The first assessment of ‘phoros’ (tribute) was 460 talents, although Diodorus, writing much later and prone to error, made the sum 560 talents (11.47.1; AE19 p. 17). This figure of Thucydides has caused problems, as it appears to be too high when compared with other evidence. In 454/3, the Athenians probably moved the League treasury to Athens and devoted one-sixtieth of each ally’s phoros to Athena as ‘first fruits’; these offerings were recorded on stone and are always referred to as the ‘Athenian Tribute Lists’ (ATLs) by modern historians. Although these lists are fragmentary, there is confidence in accepting the figure of c.430 talents as the collection in the late 430s, when membership of the League had increased (e.g. Carystos and Aegina) and when the number of those who had converted from supplying ships to paying phoros had risen dramatically (only Lesbos and Chios still supplied ships). Therefore a figure well in excess of 460 talents would have been expected by the 430s, not a decrease. There have been various attempts to resolve this dilemma: the Athenians may have reduced the assessment in the years following 478/7; or 460 talents may have been an optimistic sum, and included the assessment not only of those who joined in 478 but of those whom the Athenians hoped would join the League; or the ATLs are unreliable, as some phoros was collected at source and not recorded on the quota lists. The most attractive solution is to accept that the ship-suppliers were assessed in a phoros equivalence (possibly one ship was the equivalent of 1 talent), and therefore the 460 talents includes cash, ships and men. Certainly, when, in the 460s onwards, ship-suppliers wished to convert to phoros-paying status, a cash equivalence was worked out (1.99.3; AE29 p. 21). It may even have been the case that Athens’ naval contribution to the new League was assessed in a phoros equivalence and included in the original sum of 460 talents – if this represented a third or more, then the allies’ original contribution would have been much smaller in 478, and there would be no problem about the later collection of c.430 talents as it would represent a rise. Many problems, similar to those surrounding the financial arrangements above, still exist owing to the lack of detail in Thucydides’ account of the League.

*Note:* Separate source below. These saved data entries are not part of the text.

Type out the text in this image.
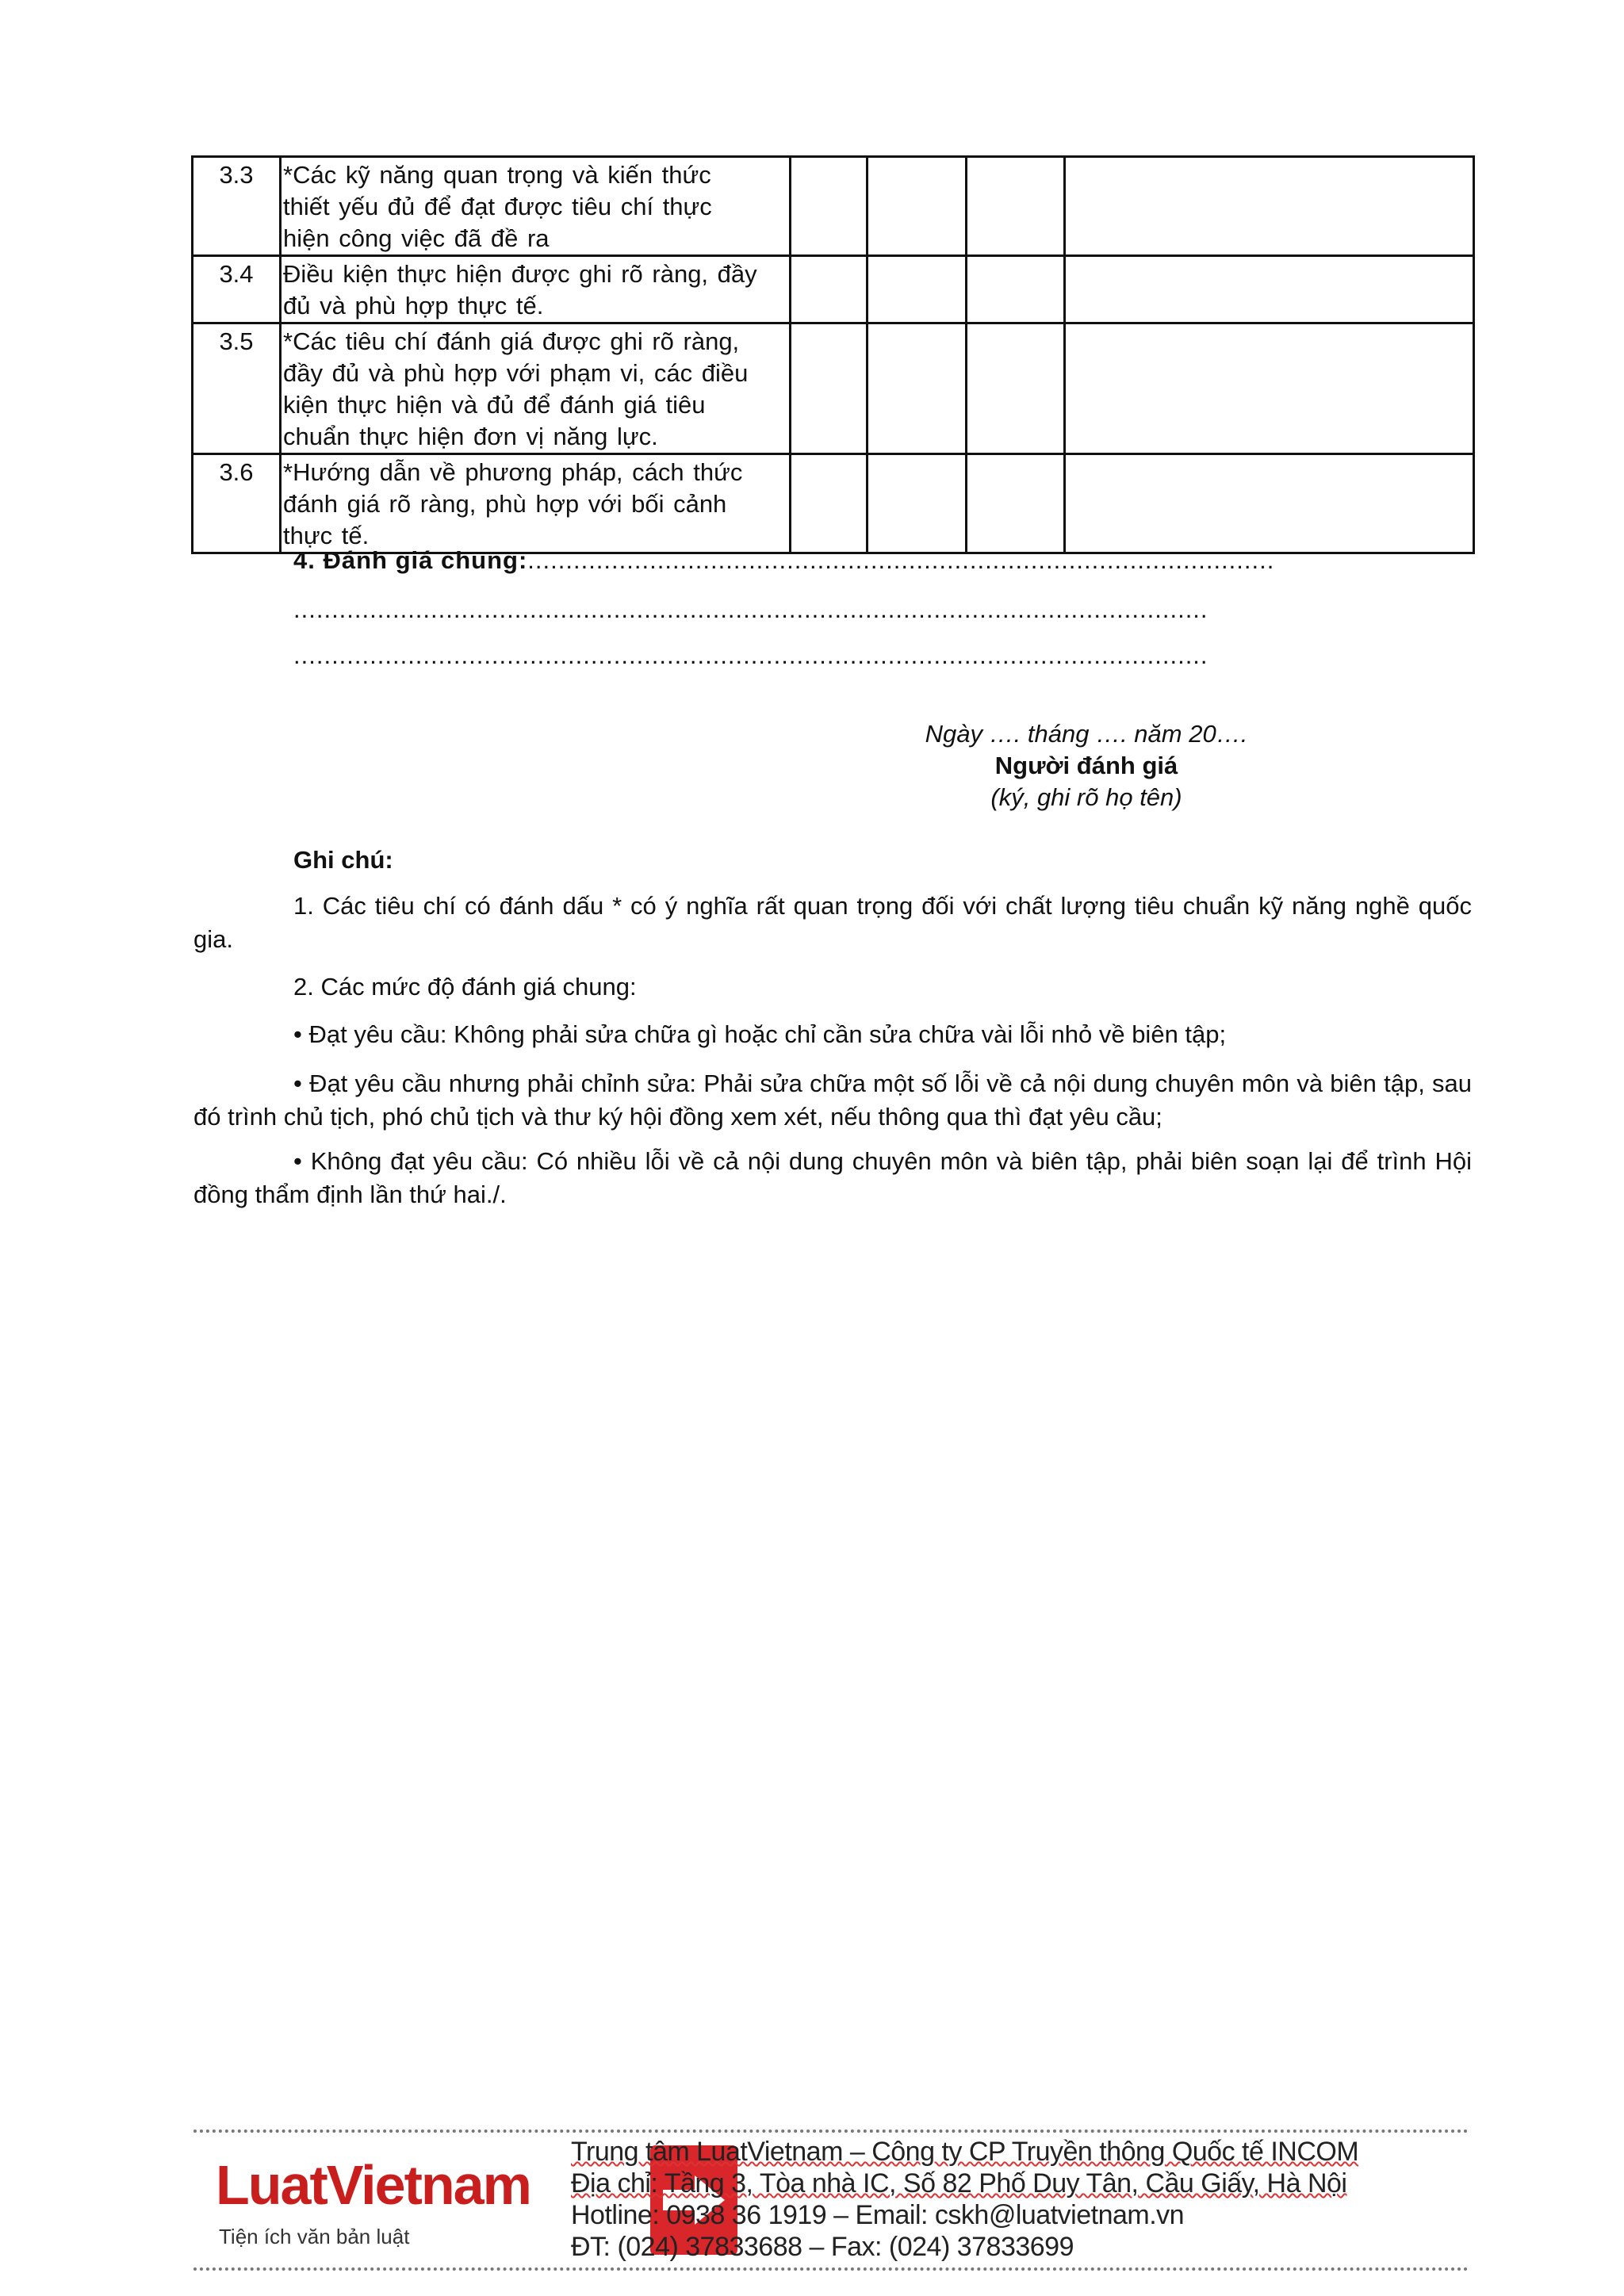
3.3	*Các kỹ năng quan trọng và kiến thức
thiết yếu đủ để đạt được tiêu chí thực
hiện công việc đã đề ra				

3.4	Điều kiện thực hiện được ghi rõ ràng, đầy
đủ và phù hợp thực tế.				

3.5	*Các tiêu chí đánh giá được ghi rõ ràng,
đầy đủ và phù hợp với phạm vi, các điều
kiện thực hiện và đủ để đánh giá tiêu
chuẩn thực hiện đơn vị năng lực.				

3.6	*Hướng dẫn về phương pháp, cách thức
đánh giá rõ ràng, phù hợp với bối cảnh
thực tế.				

4. Đánh giá chung:..................................................................................................
........................................................................................................................
........................................................................................................................
Ngày …. tháng …. năm 20….
Người đánh giá
(ký, ghi rõ họ tên)
Ghi chú:
1. Các tiêu chí có đánh dấu * có ý nghĩa rất quan trọng đối với chất lượng tiêu chuẩn kỹ năng nghề quốc gia.
2. Các mức độ đánh giá chung:
• Đạt yêu cầu: Không phải sửa chữa gì hoặc chỉ cần sửa chữa vài lỗi nhỏ về biên tập;
• Đạt yêu cầu nhưng phải chỉnh sửa: Phải sửa chữa một số lỗi về cả nội dung chuyên môn và biên tập, sau đó trình chủ tịch, phó chủ tịch và thư ký hội đồng xem xét, nếu thông qua thì đạt yêu cầu;
• Không đạt yêu cầu: Có nhiều lỗi về cả nội dung chuyên môn và biên tập, phải biên soạn lại để trình Hội đồng thẩm định lần thứ hai./.
LuatVietnam
Tiện ích văn bản luật
Trung tâm LuatVietnam – Công ty CP Truyền thông Quốc tế INCOM
Địa chỉ: Tầng 3, Tòa nhà IC, Số 82 Phố Duy Tân, Cầu Giấy, Hà Nội
Hotline: 0938 36 1919 – Email: cskh@luatvietnam.vn
ĐT: (024) 37833688 – Fax: (024) 37833699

From ‘League’ to ‘Empire’, 478/7–446/5
The sources
Literary
The main and best literary source for the account of the transition from league to empire from its establishment in 478/7 to the outbreak of the Peloponnesian War in 431 is Thucydides. He covers this period, which is usually referred to as the Pentecontaetia (the ‘Fifty Years’), in Book 1 chapters 89–117. However, care must be exercised when using Thucydides, as he had no intention of writing a full and thorough history of the development of the Athenian Empire – that was reserved for his account of the history of the Peloponnesian War. Thucydides’ main contention or, as he states it in 1.23, ‘the truest cause of the war’ was the growth of Athenian imperial power and the fear that this caused among the Spartans, forcing them to go to war. Thus the main purpose of the Pentecontaetia is to persuade the reader of the correctness of Thucydides’ judgement about the real cause of the war. Therefore, by a process of selection and omission, of emphasis and understatement, he shapes his account of these years to demonstrate the stages in the gradual breakdown of the Athenian–Spartan relationship: the willing and harmonious change of leadership in the war against Persia in 478/7, the early Delian League campaigns against the Persians, the gradual but progressive intensification of Athenian imperial control over their allies, the campaigns and successes against Sparta’s Peloponnesian League allies in the First Peloponnesian War, until finally the fear of the Spartans for their power and security became so great in the 430s that they declared war on the Athenians (1.88; AE1 p. 9).